Amazing Spider-Man #20
Written by Dan Slott and Christos Gage
Art by Giuseppe Camuncoli, Cam Smith and Jason Keith
Lettering by Joe Caramagna
Published by Marvel Comics
‘Rama Rating: 7 out of 10

Credit: Marvel Comics

Doctor Octopus returns… again!

Two issues after explaining how Otto Octavius jumped into the robotic mind of the Living Brain, writer Dan Slott teams up co-writer Christos Gage and artist Giuseppe Camuncoli to tell us the story of… how Otto wound up in a human body! Admittedly, coming so soon after an Otto-centric issue, Amazing Spider-Man #20 might have you feeling a bit of deja vu, delivering answers to plot twists you probably didn’t question in the first place. But while the actual necessity of this story might be a little questionable, it’s hard to dismiss the sheer skill that went into telling it, with Camuncoli’s artwork providing a strong foundation for Slott and Gage’s engaging character work.

Credit: Marvel Comics

With The Clone Conspiracy serving as Marvel’s current flagship Spider-title, Amazing Spider-Man finds itself in some strange waters, suddenly having to play second banana to an event book. For now, Slott and Gage’s solution is to bounce between the two books, with the Amazing title providing the exposition behind The Clone Conspiracy’s over-the-top action. How did Otto Octavius go from being trapped in a futuristic wristband to returning to the flesh? The answer takes up the majority of this issue, and while you can’t help but feel seven pages worth of story stretching to fill the issue’s full page count, Slott and Gage acquit their pacing with some strong character beats.

Credit: Marvel Comics

Since Slott took over the title officially, he’s cannily repositioned Otto Octavius to be Spider-Man’s true rival, always jockeying to be “superior” and railing against Peter Parker’s perceived wasted potential. Slott and Gage return to that clever dynamic here, revisiting plot threads dropped from Amazing Spider-Man #700 and closing any logical holes involving Otto’s initial brain switch gambit. Having Otto confront Peter Parker in the arena of his own mind is a nice callback to Superior Spider-Man, but it’s tempered by the fact that the conclusion is already foregone - we know Otto will be victorious, and we also know this isn’t the “real” Peter Parker, but a copy of his brainwaves. Still, Slott and Gage get this opportunity to remind us what makes these two characters tick - while Otto is all about self-preservation and ego, Peter is about perseverance and heroic selflessness.

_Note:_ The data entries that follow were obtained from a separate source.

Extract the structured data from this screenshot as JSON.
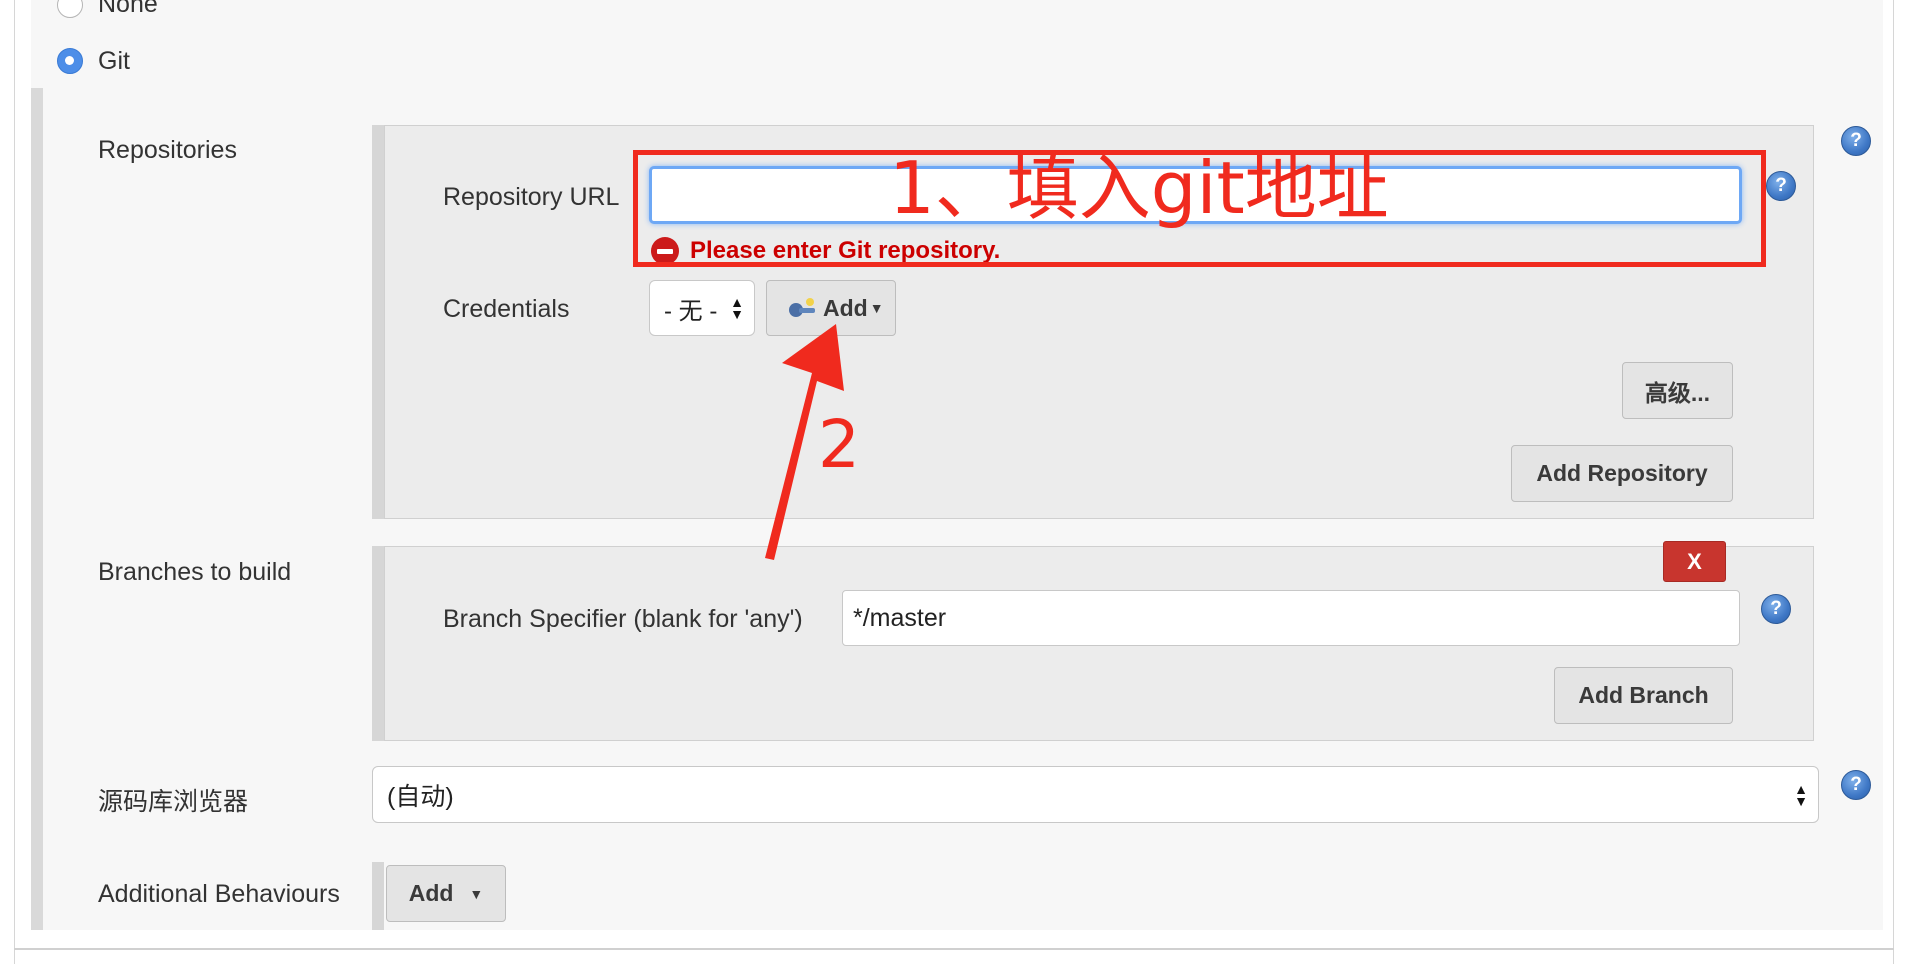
{
  "scm": {
    "options": [
      {
        "label": "None",
        "checked": false
      },
      {
        "label": "Git",
        "checked": true
      }
    ]
  },
  "repositories": {
    "section_label": "Repositories",
    "url_label": "Repository URL",
    "url_value": "",
    "error_message": "Please enter Git repository.",
    "credentials_label": "Credentials",
    "credentials_selected": "- 无 -",
    "add_credentials_label": "Add",
    "advanced_button": "高级...",
    "add_repository_button": "Add Repository"
  },
  "branches": {
    "section_label": "Branches to build",
    "delete_button": "X",
    "specifier_label": "Branch Specifier (blank for 'any')",
    "specifier_value": "*/master",
    "add_branch_button": "Add Branch"
  },
  "browser": {
    "label": "源码库浏览器",
    "selected": "(自动)"
  },
  "behaviours": {
    "label": "Additional Behaviours",
    "add_button": "Add"
  },
  "help_icon_glyph": "?",
  "annotations": {
    "step1": "1、填入git地址",
    "step2": "2",
    "color": "#f02a1e"
  },
  "colors": {
    "error": "#cc0000",
    "delete_button": "#c8352e",
    "focus": "#6ea8f5"
  }
}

But ultimately, what gives Amazing Spider-Man #20 the strength to move forward has to be Giuseppe Camuncoli’s artwork. Even when Slott and Gage’s story drags a bit, such as the lengthy explanation of how Otto’s body went from a graveyard to a buyer to the Jackal’s hands, Camuncoli and colorist Jason Keith keep things energetic, such as Otto and his digital assistant Anna-Maria looming across a red-tinged corridor of cyberspace, or a great callback to Humberto Ramos’ work at the end of Amazing Spider-Man #700. Yet Camuncoli’s greatest skill has to be when he draws quiet moments of conversation - and inevitably, this is a talky issue. Camuncoli gives his characters such expressiveness, and even the Jackal, who now wears an Egyptian-inspired mask, still has a sardonic sense of humor as he watches Otto fight for his life.

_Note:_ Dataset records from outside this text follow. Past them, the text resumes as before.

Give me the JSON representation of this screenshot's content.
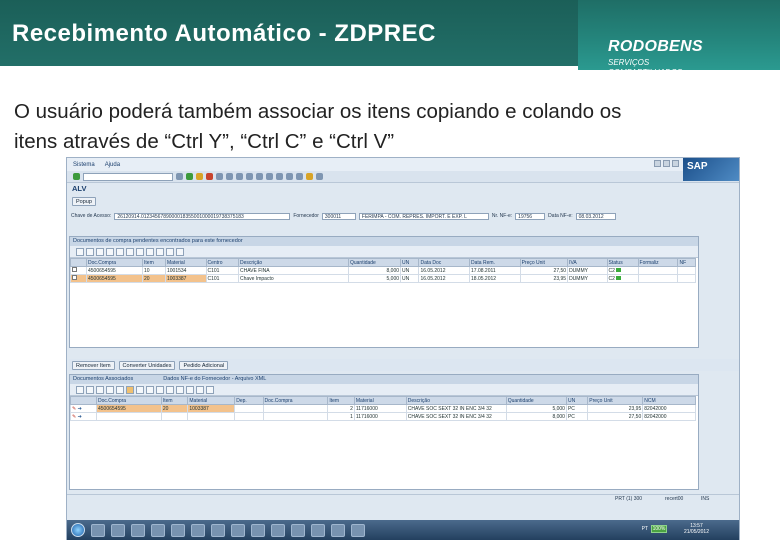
{
  "slide": {
    "title": "Recebimento Automático - ZDPREC",
    "logo_name": "RODOBENS",
    "logo_sub_1": "SERVIÇOS",
    "logo_sub_2": "COMPARTILHADOS",
    "intro_line1": "O usuário poderá também associar os itens copiando e colando os",
    "intro_line2": "itens através de “Ctrl Y”, “Ctrl C” e “Ctrl V”",
    "colors": {
      "header": "#1f6e66",
      "title_text": "#ffffff"
    }
  },
  "sap": {
    "menu": [
      "Sistema",
      "Ajuda"
    ],
    "logo": "SAP",
    "app_title": "ALV",
    "app_button": "Popup",
    "form": {
      "chave_label": "Chave de Acesso:",
      "chave_value": "26120914.0123456789000018355001000019738375183",
      "fornecedor_label": "Fornecedor",
      "fornecedor_value": "300011",
      "fornecedor_name": "FERIMPA - COM. REPRES. IMPORT. E EXP. L",
      "nf_label": "Nr. NF-e:",
      "nf_value": "19756",
      "data_label": "Data NF-e:",
      "data_value": "08.03.2012"
    },
    "top_panel": {
      "title": "Documentos de compra pendentes encontrados para este fornecedor",
      "columns": [
        "",
        "Doc.Compra",
        "Item",
        "Material",
        "Centro",
        "Descrição",
        "Quantidade",
        "UN",
        "Data Doc",
        "Data Rem.",
        "Preço Unit",
        "IVA",
        "Status",
        "Formaliz",
        "NF"
      ],
      "rows": [
        {
          "doc": "4500654595",
          "item": "10",
          "material": "1001534",
          "centro": "C101",
          "descricao": "CHAVE FINA",
          "qtd": "8,000",
          "un": "UN",
          "data_doc": "16.05.2012",
          "data_rem": "17.08.2011",
          "preco": "27,50",
          "iva": "DUMMY",
          "status": "C2"
        },
        {
          "doc": "4500654595",
          "item": "20",
          "material": "1003387",
          "centro": "C101",
          "descricao": "Chave Impacto",
          "qtd": "5,000",
          "un": "UN",
          "data_doc": "16.05.2012",
          "data_rem": "18.05.2012",
          "preco": "23,95",
          "iva": "DUMMY",
          "status": "C2"
        }
      ]
    },
    "split": {
      "btn1": "Remover Item",
      "btn2": "Converter Unidades",
      "btn3": "Pedido Adicional"
    },
    "bottom_panel": {
      "title_left": "Documentos Associados",
      "title_right": "Dados NF-e do Fornecedor - Arquivo XML",
      "left_columns": [
        "",
        "Doc.Compra",
        "Item",
        "Material",
        "Dep.",
        "Doc.Compra",
        "Item"
      ],
      "right_columns": [
        "Material",
        "Descrição",
        "Quantidade",
        "UN",
        "Preço Unit",
        "NCM"
      ],
      "rows": [
        {
          "doc": "4500654595",
          "item": "20",
          "material": "1003387",
          "r_item": "2",
          "r_mat": "11716000",
          "r_desc": "CHAVE SOC SEXT 32 IN ENC 3/4 32",
          "r_qtd": "5,000",
          "r_un": "PC",
          "r_preco": "23,95",
          "r_ncm": "82042000"
        },
        {
          "doc": "",
          "item": "",
          "material": "",
          "r_item": "1",
          "r_mat": "11716000",
          "r_desc": "CHAVE SOC SEXT 32 IN ENC 3/4 32",
          "r_qtd": "8,000",
          "r_un": "PC",
          "r_preco": "27,50",
          "r_ncm": "82042000"
        }
      ]
    },
    "status": {
      "system": "PRT (1) 300",
      "user": "recert00",
      "mode": "INS"
    },
    "taskbar": {
      "lang": "PT",
      "battery": "100%",
      "time": "13:57",
      "date": "21/05/2012"
    }
  }
}
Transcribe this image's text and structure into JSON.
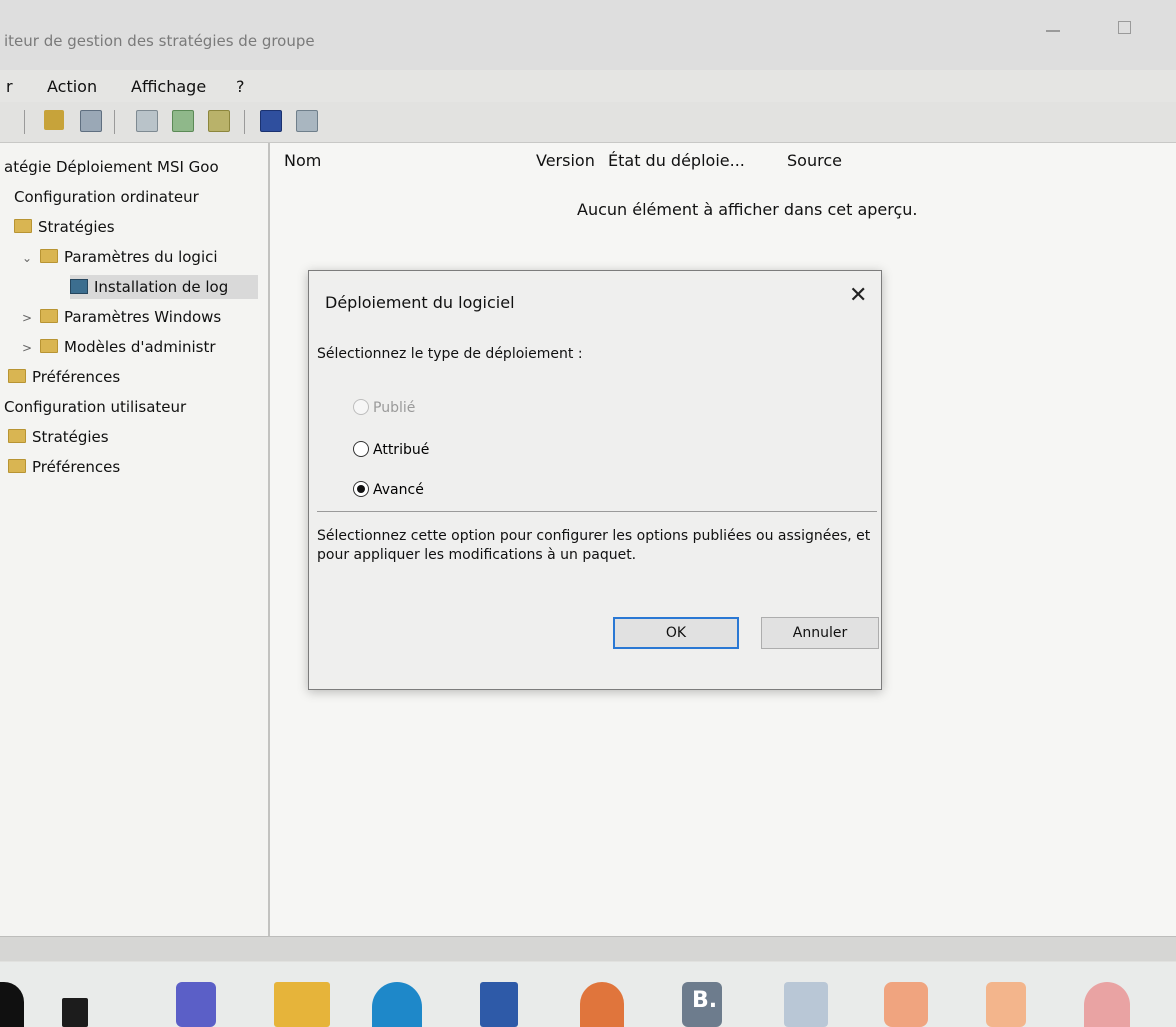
{
  "window": {
    "title": "iteur de gestion des stratégies de groupe"
  },
  "menu": [
    "r",
    "Action",
    "Affichage",
    "?"
  ],
  "tree": {
    "items": [
      {
        "label": "atégie Déploiement MSI Goo",
        "level": 0,
        "icon": "none"
      },
      {
        "label": "Configuration ordinateur",
        "level": 1,
        "icon": "none"
      },
      {
        "label": "Stratégies",
        "level": 2,
        "icon": "folder-icon"
      },
      {
        "label": "Paramètres du logici",
        "level": 3,
        "icon": "folder-icon",
        "expanded": true
      },
      {
        "label": "Installation de log",
        "level": 4,
        "icon": "software-install-icon",
        "selected": true
      },
      {
        "label": "Paramètres Windows",
        "level": 3,
        "icon": "folder-icon",
        "expanded": false
      },
      {
        "label": "Modèles d'administr",
        "level": 3,
        "icon": "folder-icon",
        "expanded": false
      },
      {
        "label": "Préférences",
        "level": 2,
        "icon": "folder-icon"
      },
      {
        "label": "Configuration utilisateur",
        "level": 1,
        "icon": "none"
      },
      {
        "label": "Stratégies",
        "level": 2,
        "icon": "folder-icon"
      },
      {
        "label": "Préférences",
        "level": 2,
        "icon": "folder-icon"
      }
    ],
    "scroll_arrow": ">"
  },
  "list": {
    "columns": [
      "Nom",
      "Version",
      "État du déploie...",
      "Source"
    ],
    "empty_message": "Aucun élément à afficher dans cet aperçu."
  },
  "dialog": {
    "title": "Déploiement du logiciel",
    "close_glyph": "✕",
    "prompt": "Sélectionnez le type de déploiement :",
    "options": [
      {
        "label": "Publié",
        "enabled": false,
        "selected": false
      },
      {
        "label": "Attribué",
        "enabled": true,
        "selected": false
      },
      {
        "label": "Avancé",
        "enabled": true,
        "selected": true
      }
    ],
    "description": "Sélectionnez cette option pour configurer les options publiées ou assignées, et pour appliquer les modifications à un paquet.",
    "ok_label": "OK",
    "cancel_label": "Annuler"
  },
  "taskbar": {
    "apps": [
      "start-icon",
      "task-view-icon",
      "teams-icon",
      "file-explorer-icon",
      "edge-icon",
      "store-icon",
      "firefox-icon",
      "b-app-icon",
      "dropbox-icon",
      "brave-icon",
      "blogger-icon",
      "p-app-icon"
    ],
    "b_label": "B."
  }
}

At the end of the day, Amazing Spider-Man #20 might feel a little superfluous against the grand scheme of The Clone Conspiracy - it might be considered a necessary evil for completists, but there’s still a little bit of evil nevertheless. Had this backstory come alongside some forward movement in the greater saga, this might be a bit more essential reading - but that said, even though Slott and Gage feel the need to (over)explain Otto Octavius’s return, they don’t skimp on the characterization or motivation to make Doc Ock’s journey a compelling one.